Jefferies initiated coverage with a “Buy” rating and a target price of ₹240. It noted a profit of ₹9 billion, reflecting a 30 per cent year-on-year increase that exceeded expectations. Jefferies highlighted the bank’s conservative cooling-off period, a high share of unique borrowers, and improved credit scores, which have collectively contributed to the quality of microfinance institution loans.

Macquariealso rated Bandhan Bank as “Outperform,” with a target price of ₹250. While the bank’s profit after tax missed estimates due to higher operational expenses, Macquarie pointed out that lower credit costs partly offset this. The firm remains focused on monitoring the bank’s stress pool, with management targeting credit costs of 1.8 per cent-2 per cent for FY25, and noted that the risk-reward profile appears favourable at a 1x FY26 price-to-book ratio valuation.

CLSA shared an “Outperform” rating with a target price of ₹240, emphasising that asset quality is better than anticipated. With slippages remaining stable, CLSA expressed confidence in the microfinance segment and noted the bank’s proactive recognition of stress compared to peers over FY23 and FY24.

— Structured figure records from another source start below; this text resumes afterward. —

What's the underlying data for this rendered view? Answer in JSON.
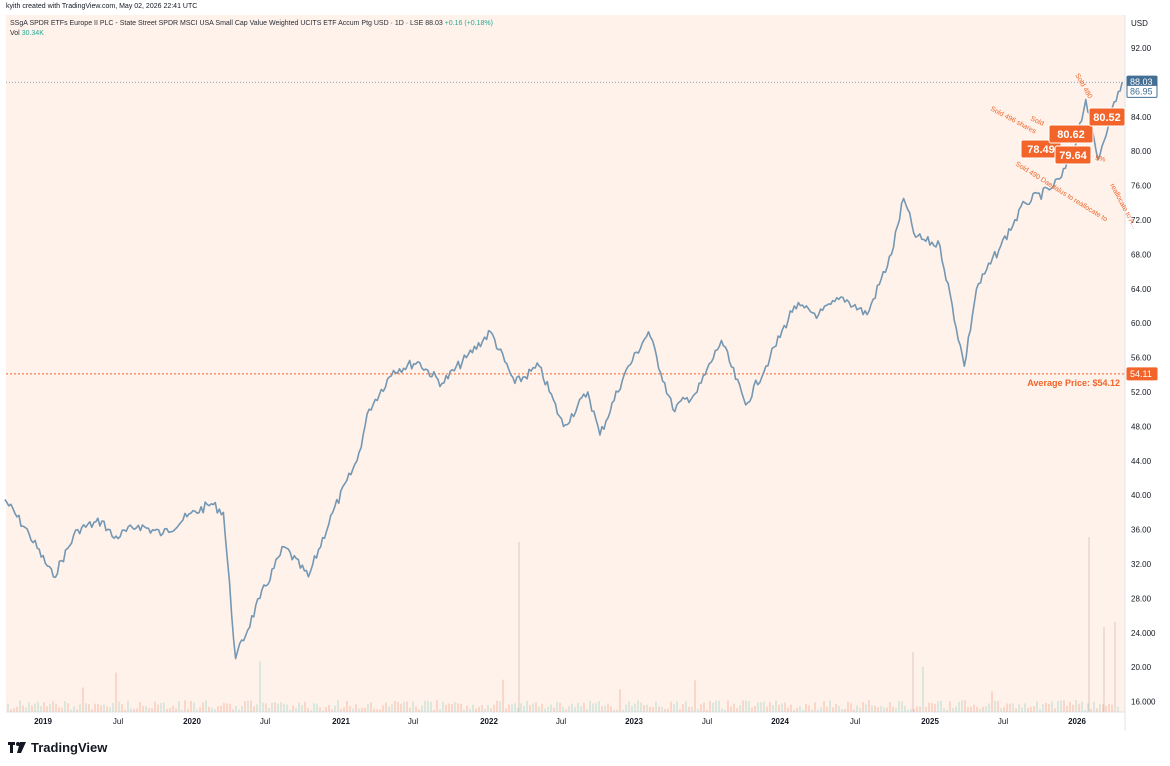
{
  "caption": "kyith created with TradingView.com, May 02, 2026 22:41 UTC",
  "header": {
    "symbol": "SSgA SPDR ETFs Europe II PLC - State Street SPDR MSCI USA Small Cap Value Weighted UCITS ETF Accum Ptg USD · 1D · LSE",
    "price": "88.03",
    "change": "+0.16 (+0.18%)",
    "vol_label": "Vol",
    "vol_value": "30.34K"
  },
  "currency": "USD",
  "brand": "TradingView",
  "colors": {
    "line": "#7497b3",
    "background": "#fef2ea",
    "accent": "#f2642a",
    "last_price": "#426f93"
  },
  "chart_data": {
    "type": "line",
    "ylim": [
      14,
      94
    ],
    "y_ticks": [
      "92.00",
      "88.00",
      "84.00",
      "80.00",
      "76.00",
      "72.00",
      "68.00",
      "64.00",
      "60.00",
      "56.00",
      "52.00",
      "48.00",
      "44.00",
      "40.00",
      "36.00",
      "32.00",
      "28.00",
      "24.000",
      "20.00",
      "16.000"
    ],
    "x_ticks": [
      "2019",
      "Jul",
      "2020",
      "Jul",
      "2021",
      "Jul",
      "2022",
      "Jul",
      "2023",
      "Jul",
      "2024",
      "Jul",
      "2025",
      "Jul",
      "2026"
    ],
    "series": [
      {
        "x": [
          "2018-09",
          "2018-11",
          "2019-01",
          "2019-03",
          "2019-05",
          "2019-06",
          "2019-08",
          "2019-10",
          "2019-12",
          "2020-02",
          "2020-03",
          "2020-04",
          "2020-06",
          "2020-08",
          "2020-10",
          "2020-12",
          "2021-02",
          "2021-03",
          "2021-05",
          "2021-07",
          "2021-09",
          "2021-11",
          "2022-01",
          "2022-03",
          "2022-05",
          "2022-07",
          "2022-09",
          "2022-10",
          "2022-12",
          "2023-02",
          "2023-04",
          "2023-06",
          "2023-08",
          "2023-10",
          "2023-12",
          "2024-02",
          "2024-04",
          "2024-06",
          "2024-08",
          "2024-10",
          "2024-11",
          "2024-12",
          "2025-02",
          "2025-04",
          "2025-05",
          "2025-07",
          "2025-09",
          "2025-11",
          "2025-12",
          "2026-01",
          "2026-02",
          "2026-03",
          "2026-04",
          "2026-05"
        ],
        "y": [
          39.5,
          35.5,
          30.5,
          36,
          37,
          35,
          36.5,
          35.5,
          37.5,
          39,
          38,
          21,
          28,
          34,
          30.5,
          38,
          44,
          50,
          54.5,
          55.5,
          53,
          56,
          59,
          53,
          55,
          48,
          52,
          47,
          54,
          59,
          50,
          52,
          58,
          50.5,
          56,
          62,
          61,
          63,
          61,
          68,
          74.5,
          70,
          69,
          55,
          64,
          69,
          74,
          75.5,
          77,
          80,
          86,
          79,
          84,
          88.03
        ]
      }
    ],
    "volume_note": "Vol 30.34K",
    "average_price_value": 54.11,
    "last_price_value": 88.03,
    "prev_price_value": 86.95,
    "annotations": [
      {
        "label": "78.49",
        "text": "Sold 490 Daedalus to reallocate to"
      },
      {
        "label": "79.64",
        "text": "Sold 496 shares"
      },
      {
        "label": "80.62",
        "text": "Sold"
      },
      {
        "label": "80.52",
        "text": "Sold 480"
      },
      {
        "label": "",
        "text": "reallocate to A..."
      },
      {
        "label": "",
        "text": "5%"
      }
    ],
    "average_price_label": "Average Price: $54.12",
    "average_price_tag": "54.11",
    "last_price_tag": "88.03",
    "prev_price_tag": "86.95"
  }
}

Nomura upgraded Bandhan Bank to “Neutral” with a target price of ₹180, acknowledging a steady performance in a challenging environment. However, despite healthy loan and deposit growth, they remained cautious due to the overall outlook for the MFI sector.

Kotak Institutional Equities reiterated a “Buy” rating with a target price of ₹250. They pointed to a healthy 30 per cent year-on-year earnings growth, driven by a 17 per cent increase in operating profit and a decrease in provisions. They noted slippages of 3.5 per cent and credit costs at 2 per cent, suggesting that early warning indicators suggest the bank’s portfolio could show resilience during this MFI cycle.